If you dyed your hair red:
If you dyed your hair red and it fades, it’s much easier to determine your base color.
Simply check what number dye you used, which might be a 6.6 or 5.6.
Once you have that number, you know your base color.
However, there are many shades of red available, and they have different color numbers.
So it’s important to remember what dye you used since an 8.6 reddish blond isn’t the same as a 7.6 intense light reddish brown.
This way you can figure out what number corresponds to your base color.
To neutralize the brassy oranges tones in your hair, simply apply the same color, but with a blue tone.
- For example, if you previously applied a 6.6 coppery light brown, apply a level 6 dye.
- While if you applied an 8.6, you should dye your hair again with an 8.
You might be wondering how this neutralizes the brassy orange tones.
To answer that question, let’s take a closer look at tones.
Why Blue Tones Subdue Orange Ones
No matter if your orange hair appeared after bleaching or when a red dye faded, a blue-toned dye will fix it.
What are color tones?
Color tones, also called secondary tones, are shown by the number after the period on the box.
That second number shows what secondary tone the dye has, such as golden, ash, copper, etc.
For example, let’s take a look at the number that corresponds to brassy orange: 7.45, or intense coppery blond mahogany.
The number 7 shows the color of the dye: blond
While the .45 shows the tone: mahogany copper.
Or reddish orange.
Using these numbers, you can identify any shade of dye and it’s tone.
Secondary tones are used to neutralize unwanted shades.
Blue, for example, neutralizes brassy orange.
So, to neutralize a brassy tone, choose a dye with a blue tone, or number 2.
- If your base color is 7.45, apply a 7.2
- If your base color is 6.45, apply a 6.2
- If your base color is 5.45, apply a 5.2
Makes sense, right?
Don’t change the color of your hair, simply apply a dye with a blue tone to neutralize the orange.
This will neutralize the unwanted color, no matter if it came from bleaching dark hair or faded red hair dye.
Can you see why knowing the color number is so important?
Once you know that, simply apply the same color with a blue tone, shown by a 2 after the period in the number.
But what if you want to change your hair color entirely?
Maybe you want to try a sunny blond or deep color.
Well, you can.

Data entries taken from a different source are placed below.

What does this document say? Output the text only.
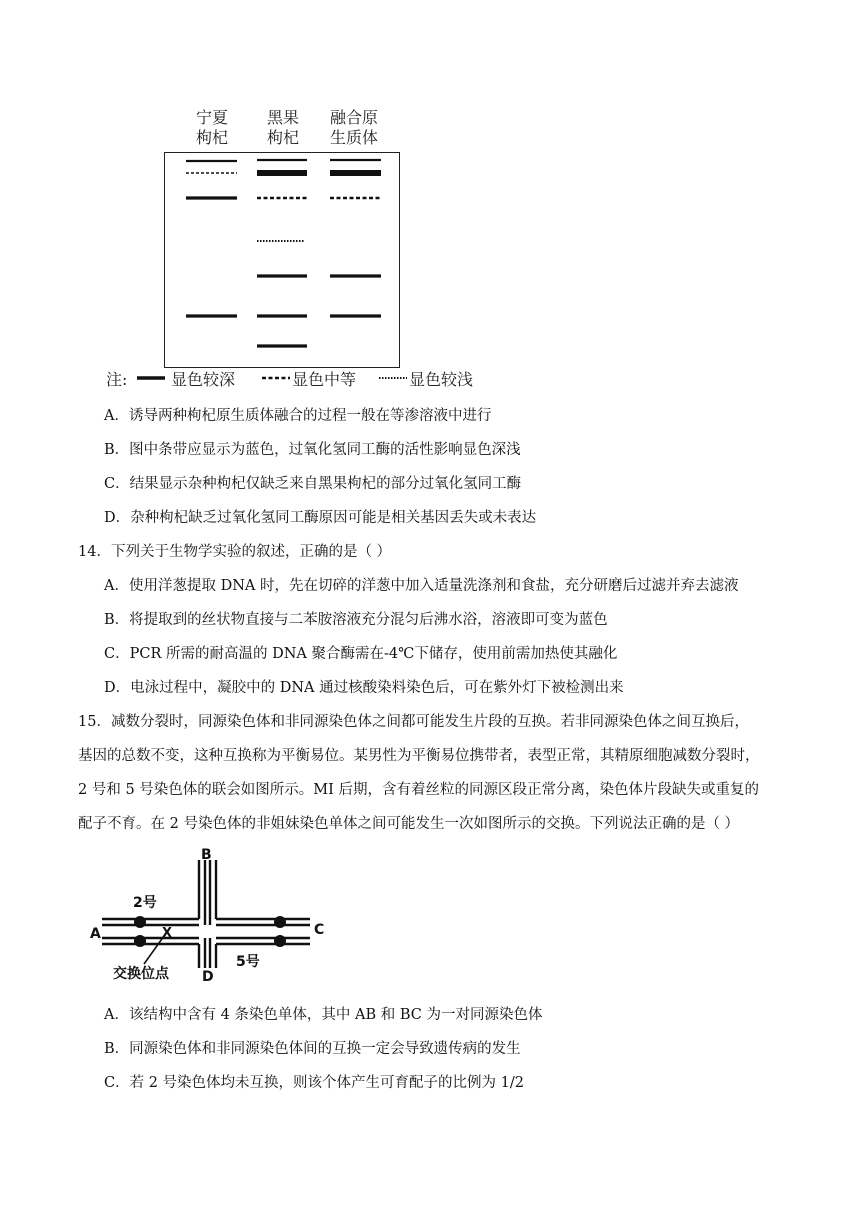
宁夏
枸杞
黑果
枸杞
融合原
生质体
注:	显色较深	显色中等	显色较浅
A．诱导两种枸杞原生质体融合的过程一般在等渗溶液中进行
B．图中条带应显示为蓝色，过氧化氢同工酶的活性影响显色深浅
C．结果显示杂种枸杞仅缺乏来自黑果枸杞的部分过氧化氢同工酶
D．杂种枸杞缺乏过氧化氢同工酶原因可能是相关基因丢失或未表达
14．下列关于生物学实验的叙述，正确的是（ ）
A．使用洋葱提取 DNA 时，先在切碎的洋葱中加入适量洗涤剂和食盐，充分研磨后过滤并弃去滤液
B．将提取到的丝状物直接与二苯胺溶液充分混匀后沸水浴，溶液即可变为蓝色
C．PCR 所需的耐高温的 DNA 聚合酶需在-4℃下储存，使用前需加热使其融化
D．电泳过程中，凝胶中的 DNA 通过核酸染料染色后，可在紫外灯下被检测出来
15．减数分裂时，同源染色体和非同源染色体之间都可能发生片段的互换。若非同源染色体之间互换后，
基因的总数不变，这种互换称为平衡易位。某男性为平衡易位携带者，表型正常，其精原细胞减数分裂时，
2 号和 5 号染色体的联会如图所示。MI 后期，含有着丝粒的同源区段正常分离，染色体片段缺失或重复的
配子不育。在 2 号染色体的非姐妹染色单体之间可能发生一次如图所示的交换。下列说法正确的是（ ）
A
B
C
D
2号
5号
X
交换位点
A．该结构中含有 4 条染色单体，其中 AB 和 BC 为一对同源染色体
B．同源染色体和非同源染色体间的互换一定会导致遗传病的发生
C．若 2 号染色体均未互换，则该个体产生可育配子的比例为 1/2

Simply choose a dye with a number 2 tone.
And keep in mind these tips:
- Don't lighten more than two tones Lighting that much requires bleaching
- On the other hand, you also shouldn't darken your hair more than two shades. Or you'll have to use bleach to change the color if you don't like it
- Stay within the same color palette: if you have brown hair, choose a lighter or deeper brown
- If you're a blond, choose a light or extra light blond.
But no matter what color you choose, it must have a number 2 blue tone.
Apply a blue tone to neutralize orange tones
Blue hair dye is not recommended to tone hair, but if you have any questions, so ask a trusted hairstylist.
Not only will they know just what to do, but they will also be happy to help you get rid of the orange tones.